Training tracks and certifications

Students in the Healthcare Association of Hawaiʻi’s Patient Service Representative program will rotate through training for four roles: patient service representatives, certified nurse aides, medical assistants and phlebotomists. That range of credentials is intended to let many students step straight into paying healthcare jobs right after graduation. “The lab changed how I see my future in the medical field and it motivates me to work harder,” Waiʻanae High junior Jyzamee Sablan said in a release covered by Kauai Now.

Why it matters for Hawaiʻi’s workforce

The lab is also aimed squarely at Hawaiʻi’s chronic staffing shortages. The Healthcare Association of Hawaiʻi’s 2024 workforce report counted roughly 4,700 open healthcare positions statewide, including more than 1,700 entry-level jobs that could be filled by new graduates. The Healthcare Association of Hawaiʻi describes these labs as one strategy, alongside earn-and-learn programs and internships, to build a homegrown pipeline, and coverage of the broader effort notes that partners such as Kaiser Permanente have supported internships and mentorships to give students early exposure to health careers. Hawaii Business has documented similar private-sector investments in strengthening the healthcare workforce.

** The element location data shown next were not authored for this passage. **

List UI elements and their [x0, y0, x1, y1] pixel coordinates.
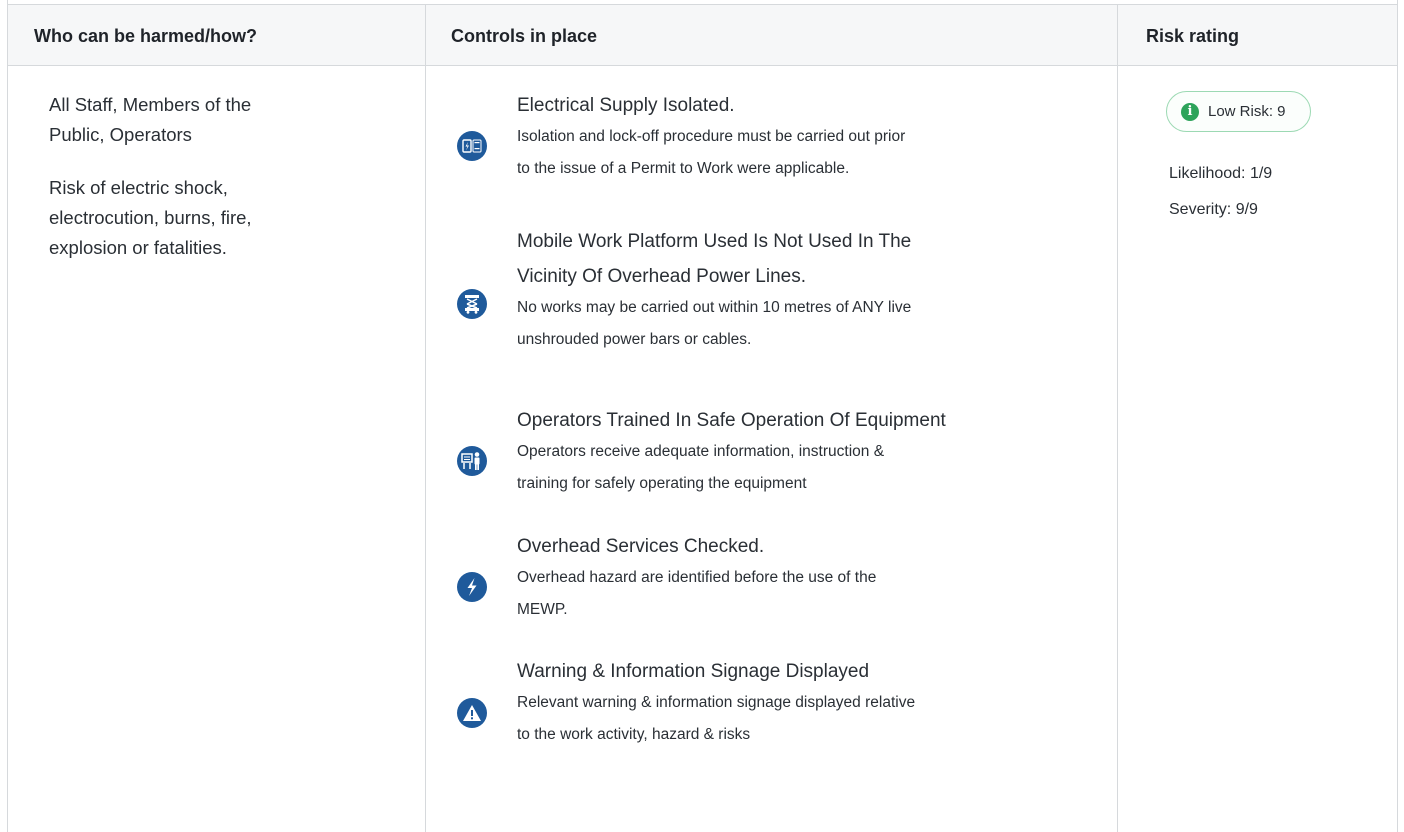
column-divider: [1117, 5, 1118, 832]
likelihood-value: Likelihood: 1/9: [1169, 165, 1273, 182]
severity-value: Severity: 9/9: [1169, 201, 1258, 218]
harm-description-line: Risk of electric shock,: [49, 177, 228, 198]
control-title: Electrical Supply Isolated.: [517, 95, 735, 116]
control-description: unshrouded power bars or cables.: [517, 331, 752, 348]
electrical-isolation-icon: [457, 131, 487, 161]
control-description: to the issue of a Permit to Work were ap…: [517, 160, 850, 177]
harm-description: Risk of electric shock, electrocution, b…: [49, 173, 339, 263]
header-who-harmed: Who can be harmed/how?: [34, 26, 258, 46]
control-description: Overhead hazard are identified before th…: [517, 569, 877, 586]
control-description: to the work activity, hazard & risks: [517, 726, 751, 743]
control-title: Warning & Information Signage Displayed: [517, 661, 870, 682]
column-divider: [425, 5, 426, 832]
header-controls: Controls in place: [451, 26, 598, 46]
control-description: MEWP.: [517, 601, 568, 618]
info-icon: i: [1181, 102, 1199, 121]
affected-people-line: All Staff, Members of the: [49, 94, 252, 115]
control-title: Operators Trained In Safe Operation Of E…: [517, 410, 946, 431]
control-title: Overhead Services Checked.: [517, 536, 765, 557]
control-item: Operators Trained In Safe Operation Of E…: [517, 405, 1077, 500]
control-title: Vicinity Of Overhead Power Lines.: [517, 266, 807, 287]
mobile-platform-icon: [457, 289, 487, 319]
affected-people: All Staff, Members of the Public, Operat…: [49, 90, 339, 150]
control-description: Operators receive adequate information, …: [517, 443, 885, 460]
control-description: No works may be carried out within 10 me…: [517, 299, 912, 316]
header-risk-rating: Risk rating: [1146, 26, 1240, 46]
lightning-icon: [457, 572, 487, 602]
control-description: Isolation and lock-off procedure must be…: [517, 128, 906, 145]
harm-description-line: electrocution, burns, fire,: [49, 207, 252, 228]
control-title: Mobile Work Platform Used Is Not Used In…: [517, 231, 912, 252]
affected-people-line: Public, Operators: [49, 124, 192, 145]
control-item: Warning & Information Signage Displayed …: [517, 656, 1077, 751]
control-description: Relevant warning & information signage d…: [517, 694, 916, 711]
control-description: training for safely operating the equipm…: [517, 475, 807, 492]
risk-badge: i Low Risk: 9: [1166, 91, 1311, 132]
warning-triangle-icon: [457, 698, 487, 728]
control-item: Mobile Work Platform Used Is Not Used In…: [517, 226, 1077, 356]
risk-badge-label: Low Risk: 9: [1208, 103, 1286, 120]
control-item: Electrical Supply Isolated. Isolation an…: [517, 90, 1077, 185]
control-item: Overhead Services Checked. Overhead haza…: [517, 531, 1077, 626]
harm-description-line: explosion or fatalities.: [49, 237, 227, 258]
training-icon: [457, 446, 487, 476]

Public-private funding and scale

The Waiʻanae lab came together through a mix of public and private funding. The Hawaiʻi Legislature partnered with the Department of Education and the Kōkua Hawaiʻi Foundation (Hawaiʻi 3Rs), along with contributions from First Hawaiian Bank Foundation, G70, Hawaiʻi Medical Service Association, the Harold K.L. Castle Foundation, Kaiser Permanente, The Henry and Jeanette Weinberg Foundation, University Health Alliance and UnitedHealthcare Community Plan of Hawaiʻi. Organizers say the project shows how coordinated public-private support can retrofit existing school space for career training and expand access in communities that have historically had fewer resources. Maui Now detailed the funding partners and legislative backing behind the effort.

Next steps and expansion

Waiʻanae is the first campus in the broader ʻAulama I Ke Ola initiative, a multiyear plan to build a network of health learning labs in Hawaiʻi’s public high schools with a focus on underrepresented communities. “We’re building a local, sustainable pipeline of healthcare professionals for decades to come,” Healthcare Association of Hawaiʻi President Hilton Raethel said in comments reported by Kauai Now. Officials note that Waiʻanae is one of 18 public high schools currently participating in Healthcare Association of Hawaiʻi workforce programs.

For students like Sablan, the lab turns a distant dream into something that looks more like a shift schedule, giving them a direct line into local careers that can begin as soon as they leave high school. Organizers say they plan to track credentials earned and job placements as they move to copy this model at other campuses across the state.